Clinical implications
Current evidence does not yet allow firm claims that cardiovascular disease fully explains the protective effects of healthy lifestyle on cognition. Partial mediation for physical activity suggests vascular pathways are relevant but not sufficient to account for all benefits. Clinicians should continue to promote lifestyle modifications for their broad cardiometabolic and overall health benefits, recognizing potential cognitive advantages as one component of a multifactorial effect. Importantly, vascular risk modification remains an actionable target within dementia prevention strategies, but it should be complemented by interventions addressing other mechanisms (e.g., metabolic control, direct brain-targeted lifestyle effects).
Conclusion
The scoping review by Hensel et al. identifies a striking gap: despite strong rationale, very few studies have applied rigorous mediation analysis to quantify the role of cardiovascular disease in lifestyle–cognition links. Existing evidence is sparse and heterogeneous, with tentative support for partial vascular mediation of the physical activity–cognition relationship. Robust, longitudinal, and methodologically rigorous research is urgently needed to clarify vascular contributions and optimize preventive approaches that target modifiable lifestyle factors.

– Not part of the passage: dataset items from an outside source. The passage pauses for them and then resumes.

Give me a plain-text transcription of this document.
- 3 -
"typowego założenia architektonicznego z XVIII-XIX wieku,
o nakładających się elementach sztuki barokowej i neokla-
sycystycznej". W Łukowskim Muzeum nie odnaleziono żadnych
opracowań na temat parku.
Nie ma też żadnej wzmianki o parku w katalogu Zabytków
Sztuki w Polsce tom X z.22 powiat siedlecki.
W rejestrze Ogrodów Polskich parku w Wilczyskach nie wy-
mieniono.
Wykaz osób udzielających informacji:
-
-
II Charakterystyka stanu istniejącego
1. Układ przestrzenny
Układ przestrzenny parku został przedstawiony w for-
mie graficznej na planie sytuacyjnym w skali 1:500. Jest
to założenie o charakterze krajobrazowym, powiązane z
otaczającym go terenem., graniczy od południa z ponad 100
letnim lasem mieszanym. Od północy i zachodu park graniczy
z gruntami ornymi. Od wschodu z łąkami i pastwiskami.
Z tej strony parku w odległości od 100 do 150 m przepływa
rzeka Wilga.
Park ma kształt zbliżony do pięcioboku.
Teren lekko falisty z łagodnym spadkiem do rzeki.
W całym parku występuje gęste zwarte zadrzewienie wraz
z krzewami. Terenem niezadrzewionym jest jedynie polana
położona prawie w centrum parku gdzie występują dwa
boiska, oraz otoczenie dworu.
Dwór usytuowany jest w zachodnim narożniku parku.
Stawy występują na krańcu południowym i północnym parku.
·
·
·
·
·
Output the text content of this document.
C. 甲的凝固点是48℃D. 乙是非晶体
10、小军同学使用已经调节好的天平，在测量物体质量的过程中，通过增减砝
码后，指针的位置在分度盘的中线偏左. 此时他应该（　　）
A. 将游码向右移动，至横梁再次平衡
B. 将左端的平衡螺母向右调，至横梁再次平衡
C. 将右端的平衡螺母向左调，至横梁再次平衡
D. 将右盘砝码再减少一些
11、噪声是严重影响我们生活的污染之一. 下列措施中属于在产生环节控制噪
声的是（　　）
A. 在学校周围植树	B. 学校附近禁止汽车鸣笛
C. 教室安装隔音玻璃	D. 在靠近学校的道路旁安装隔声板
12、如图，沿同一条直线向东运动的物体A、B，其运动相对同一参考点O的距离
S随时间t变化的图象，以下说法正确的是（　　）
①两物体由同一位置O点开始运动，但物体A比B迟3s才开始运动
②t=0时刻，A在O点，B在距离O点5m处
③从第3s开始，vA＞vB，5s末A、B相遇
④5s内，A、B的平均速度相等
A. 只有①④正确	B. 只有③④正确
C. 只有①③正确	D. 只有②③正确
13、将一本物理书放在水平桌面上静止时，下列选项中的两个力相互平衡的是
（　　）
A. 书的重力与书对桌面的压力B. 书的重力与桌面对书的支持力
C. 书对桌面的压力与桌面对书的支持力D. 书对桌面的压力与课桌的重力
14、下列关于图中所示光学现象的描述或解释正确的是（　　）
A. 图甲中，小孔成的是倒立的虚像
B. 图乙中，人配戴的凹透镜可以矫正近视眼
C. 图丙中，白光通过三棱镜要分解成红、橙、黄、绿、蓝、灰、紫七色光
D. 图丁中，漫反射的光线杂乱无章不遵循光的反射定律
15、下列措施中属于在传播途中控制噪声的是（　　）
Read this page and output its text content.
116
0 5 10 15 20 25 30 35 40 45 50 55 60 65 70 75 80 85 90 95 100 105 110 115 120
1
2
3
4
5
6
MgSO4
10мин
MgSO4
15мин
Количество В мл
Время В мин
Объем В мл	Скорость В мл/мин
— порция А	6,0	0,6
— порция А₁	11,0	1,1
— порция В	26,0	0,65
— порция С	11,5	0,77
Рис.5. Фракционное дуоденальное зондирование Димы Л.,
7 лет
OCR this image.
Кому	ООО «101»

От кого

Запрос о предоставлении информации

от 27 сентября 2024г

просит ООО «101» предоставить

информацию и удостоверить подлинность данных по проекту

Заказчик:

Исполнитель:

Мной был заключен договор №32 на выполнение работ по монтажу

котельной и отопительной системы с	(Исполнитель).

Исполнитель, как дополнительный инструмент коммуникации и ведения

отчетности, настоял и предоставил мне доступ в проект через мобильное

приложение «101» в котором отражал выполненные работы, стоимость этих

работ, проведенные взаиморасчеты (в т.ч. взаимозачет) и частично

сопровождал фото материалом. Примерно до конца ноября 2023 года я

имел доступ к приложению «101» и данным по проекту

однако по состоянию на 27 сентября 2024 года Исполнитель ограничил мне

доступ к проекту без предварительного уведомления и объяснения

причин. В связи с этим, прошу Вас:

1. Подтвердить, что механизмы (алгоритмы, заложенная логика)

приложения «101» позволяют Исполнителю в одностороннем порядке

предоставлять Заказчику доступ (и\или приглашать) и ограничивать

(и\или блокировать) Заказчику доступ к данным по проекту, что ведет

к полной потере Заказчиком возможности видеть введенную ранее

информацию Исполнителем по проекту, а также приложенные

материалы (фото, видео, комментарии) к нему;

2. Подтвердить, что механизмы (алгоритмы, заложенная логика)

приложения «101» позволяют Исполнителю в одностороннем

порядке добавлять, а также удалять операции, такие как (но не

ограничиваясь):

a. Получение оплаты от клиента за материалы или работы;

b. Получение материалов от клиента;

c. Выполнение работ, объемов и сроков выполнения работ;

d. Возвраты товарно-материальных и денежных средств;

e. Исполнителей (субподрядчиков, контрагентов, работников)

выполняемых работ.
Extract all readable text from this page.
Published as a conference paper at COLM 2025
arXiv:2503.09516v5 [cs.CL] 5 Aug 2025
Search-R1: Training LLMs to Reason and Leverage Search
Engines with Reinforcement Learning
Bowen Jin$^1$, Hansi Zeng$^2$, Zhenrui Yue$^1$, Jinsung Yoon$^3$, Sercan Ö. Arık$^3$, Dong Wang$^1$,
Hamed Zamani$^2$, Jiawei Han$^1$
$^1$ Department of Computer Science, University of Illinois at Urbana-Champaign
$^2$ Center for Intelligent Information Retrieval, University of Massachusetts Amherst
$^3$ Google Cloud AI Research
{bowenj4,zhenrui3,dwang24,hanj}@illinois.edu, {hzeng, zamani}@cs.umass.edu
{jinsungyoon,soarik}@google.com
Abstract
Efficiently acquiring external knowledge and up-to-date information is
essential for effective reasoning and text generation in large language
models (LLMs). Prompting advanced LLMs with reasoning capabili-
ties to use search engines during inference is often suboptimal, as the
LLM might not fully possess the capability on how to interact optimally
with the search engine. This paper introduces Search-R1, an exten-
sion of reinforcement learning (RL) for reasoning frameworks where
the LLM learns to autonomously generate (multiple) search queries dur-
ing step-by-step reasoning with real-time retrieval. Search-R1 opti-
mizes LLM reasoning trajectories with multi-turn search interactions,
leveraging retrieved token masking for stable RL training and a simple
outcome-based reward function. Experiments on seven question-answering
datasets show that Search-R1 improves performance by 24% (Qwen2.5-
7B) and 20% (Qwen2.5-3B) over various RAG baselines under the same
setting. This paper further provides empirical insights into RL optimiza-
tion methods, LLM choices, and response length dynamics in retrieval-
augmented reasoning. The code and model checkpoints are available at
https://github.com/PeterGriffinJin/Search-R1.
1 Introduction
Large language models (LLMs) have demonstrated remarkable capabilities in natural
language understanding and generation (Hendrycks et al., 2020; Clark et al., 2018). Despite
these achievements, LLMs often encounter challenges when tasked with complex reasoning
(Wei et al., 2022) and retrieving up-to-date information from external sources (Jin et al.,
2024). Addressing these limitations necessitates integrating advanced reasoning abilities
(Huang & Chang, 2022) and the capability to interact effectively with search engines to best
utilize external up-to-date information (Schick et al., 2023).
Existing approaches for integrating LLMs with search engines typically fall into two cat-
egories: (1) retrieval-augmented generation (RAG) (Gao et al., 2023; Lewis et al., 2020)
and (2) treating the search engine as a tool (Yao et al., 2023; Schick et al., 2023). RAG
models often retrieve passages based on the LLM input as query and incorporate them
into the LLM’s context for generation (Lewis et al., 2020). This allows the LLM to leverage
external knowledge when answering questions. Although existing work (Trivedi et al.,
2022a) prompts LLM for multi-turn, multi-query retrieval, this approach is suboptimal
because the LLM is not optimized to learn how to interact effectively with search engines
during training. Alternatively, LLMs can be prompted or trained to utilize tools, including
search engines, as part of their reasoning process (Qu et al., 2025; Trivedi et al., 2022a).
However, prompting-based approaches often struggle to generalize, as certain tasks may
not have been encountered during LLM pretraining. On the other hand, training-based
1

Funding and clinicaltrials.gov
See the original publication for detailed funding and conflict-of-interest disclosures: Hensel ALJ et al., Alzheimers Dement. 2025;21(10):e70843. No single clinical trial registration applies because the scoping review synthesizes observational mediation studies.
References
Hensel ALJ, Chan T, Ahmed R, et al. Cardiovascular disease as a mediator in the relationship between lifestyle risk factors and cognitive outcomes: a scoping review. Alzheimers Dement. 2025 Oct;21(10):e70843. doi: 10.1002/alz.70843. PMID: 41137621; PMCID: PMC12552895.
Livingston G, Huntley J, Sommerlad A, et al. Dementia prevention, intervention, and care: 2020 report of the Lancet Commission. Lancet. 2020;396(10248):413–446.
Gorelick PB, Scuteri A, Black SE, et al. Vascular contributions to cognitive impairment and dementia: a statement for healthcare professionals from the American Heart Association/American Stroke Association. Stroke. 2011;42(9):2672–2713.
VanderWeele TJ. Mediation analysis: a practitioner’s guide. Annu Rev Public Health. 2016;37:17–32.
World Health Organization. Risk reduction of cognitive decline and dementia: WHO guidelines. Geneva: WHO; 2019.